Schritte auf der Treppe holen mich in die Gegenwart zurück. Schnell nehme ich mir ein Brot und Früchte auf den Teller und beginne zu essen.
Schweigend setzt sich Yugi mir gegenüber und beginnt ebenfalls mit Essen.
Nach dem Essen machen wir gemeinsam den Abwasch und gehen dann unseren Pflichten nach.
~*~
Am frühen Abend sitzen wir zusammen in Yugis Zimmer und spielen Alquerque(2), als Pferdegetrappel auf dem Hof zu hören ist.
„Großvater!“
Yugi springt auf und stürmt aus dem Zimmer. Dabei wirft er das Spielbrett vom Bett und alles landet durcheinander auf dem Boden.

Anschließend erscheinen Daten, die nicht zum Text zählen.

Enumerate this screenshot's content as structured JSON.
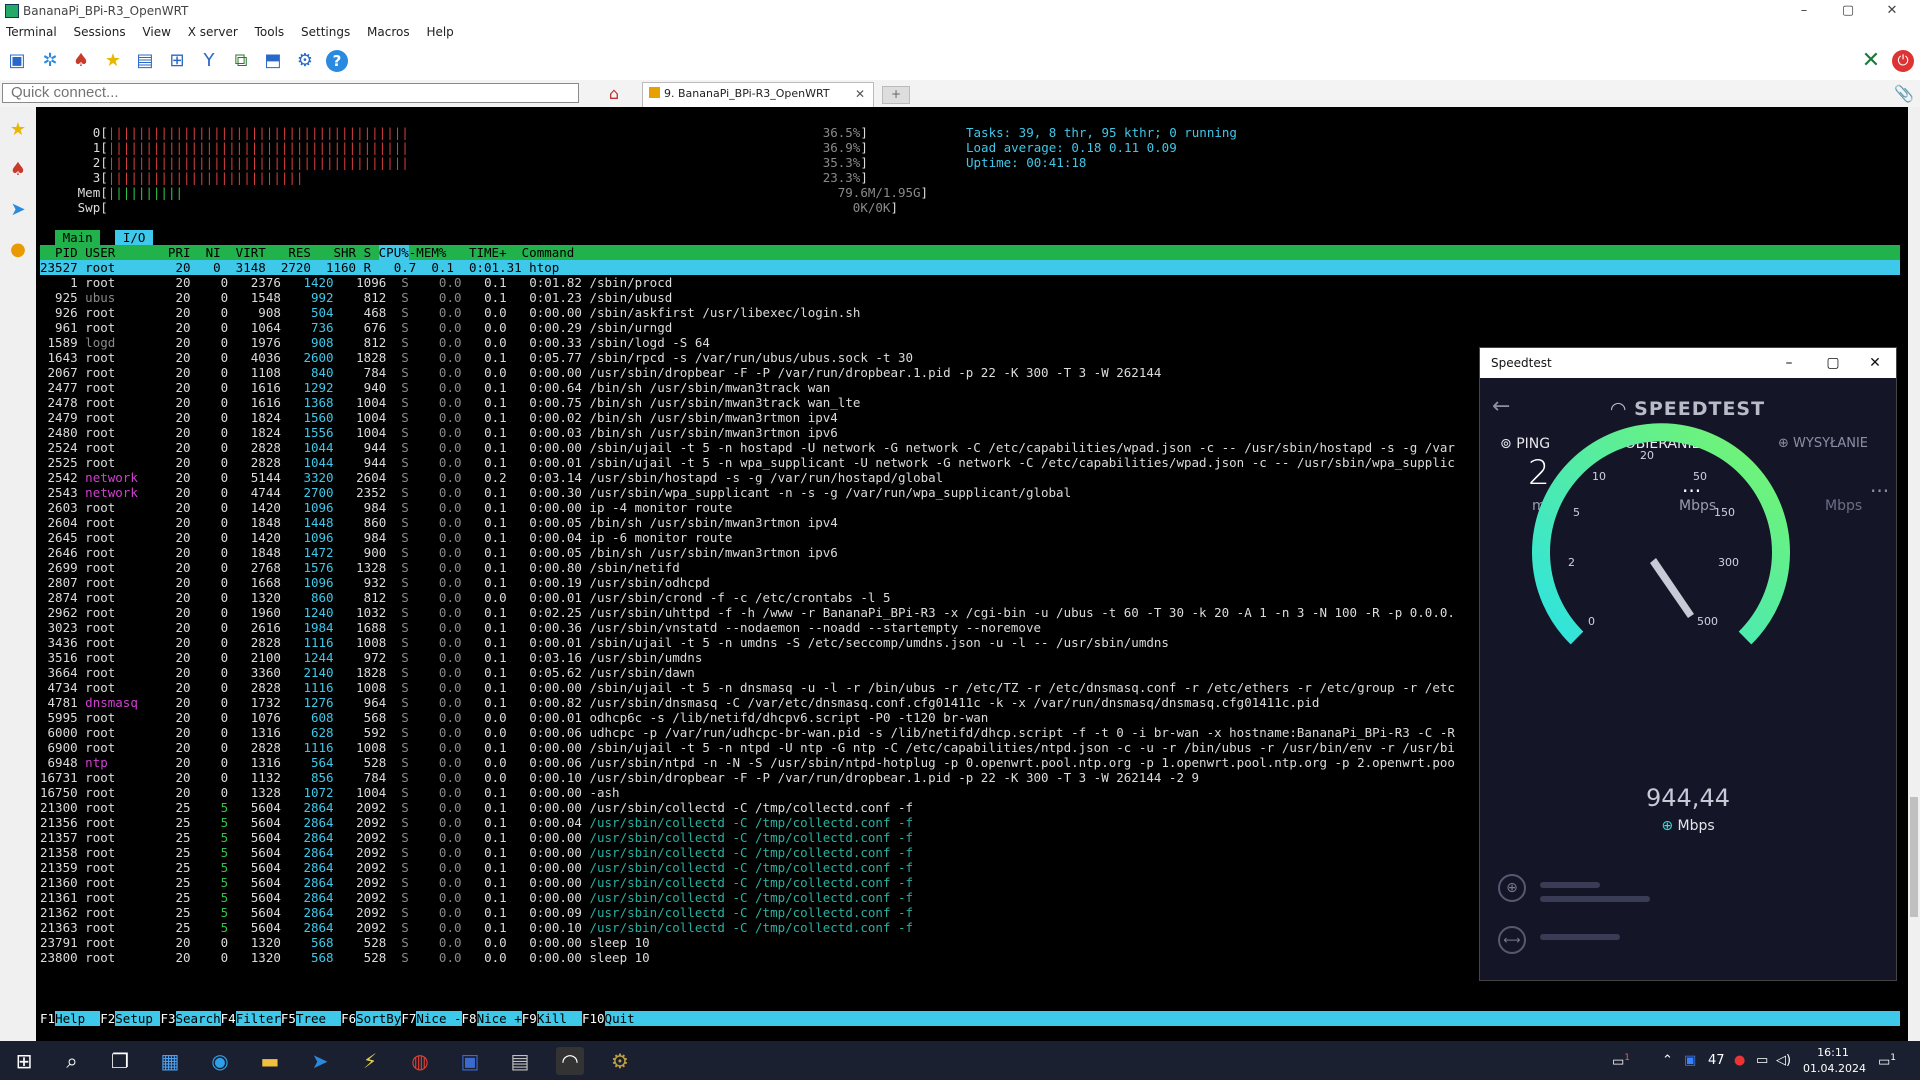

Na klasse, jetzt können wir nicht mehr weiter spielen.
Ich mache mich daran das Spiel aufzusammeln und wegzuräumen.
Danach gehe ich nach unten in die Küche, wo Yugi, sein Großvater und eine mir unbekannte Person schon sitzen.
Ich setze mich neben Yugi und schaue zu Shimon, der ein trauriges Gesicht macht. Yugi fragt sofort:
„Warum kommst du heute so spät, Großvater, und wer ist dein Begleiter?“
Es dauert noch eine Weile bis Shimon antwortet:
„Das ist Shadi, ebenfalls ein Berater des Pharaos. Pharao Akunumkanon ist tot. Wir fanden ihn heute Nachmittag in seinen Gemächern. Das zog noch einige Aufgaben für mich nach sich, Yugi, weshalb ich so spät heimkomme.“
Ungläubig schaue ich von einem zum anderen. Ihren Gesichtern nach zu urteilen gibt es noch eine schlechte Nachricht.
„Aber...“
Doch ich kann meine Frage nicht beenden, denn Yugi fällt mir ins Wort.
„Was passiert jetzt? Wer wird unser neuer Herrscher? Er hatte doch keine Kinder gehabt.“
Ein unangenehmes Schweigen macht sich im Raum breit.
Ich ahne, dass jetzt die andere Nachricht kommt.
Shimon steht auf und geht im Raum auf und ab. Dann dreht er sich zu uns um und erklärt:
„Doch, Yugi, er hat ein Kind zurückgelassen. Einen Sohn um genau zu sein.“
Er dreht sich zu mir um und schaut mir tief in die Augen.
Was soll das?
„Prinz Atemu, es ist an der Zeit Eure Pflicht zu erfüllen.“
(1)etwa zehn Uhr
(2)eine Art frühes Mühlespiel: Die Spielsteine sind kleine schwarze und weiße rund geschliffene Steine. Das Spielbrett ähnelt dem heutigen und die Regeln sind gleich.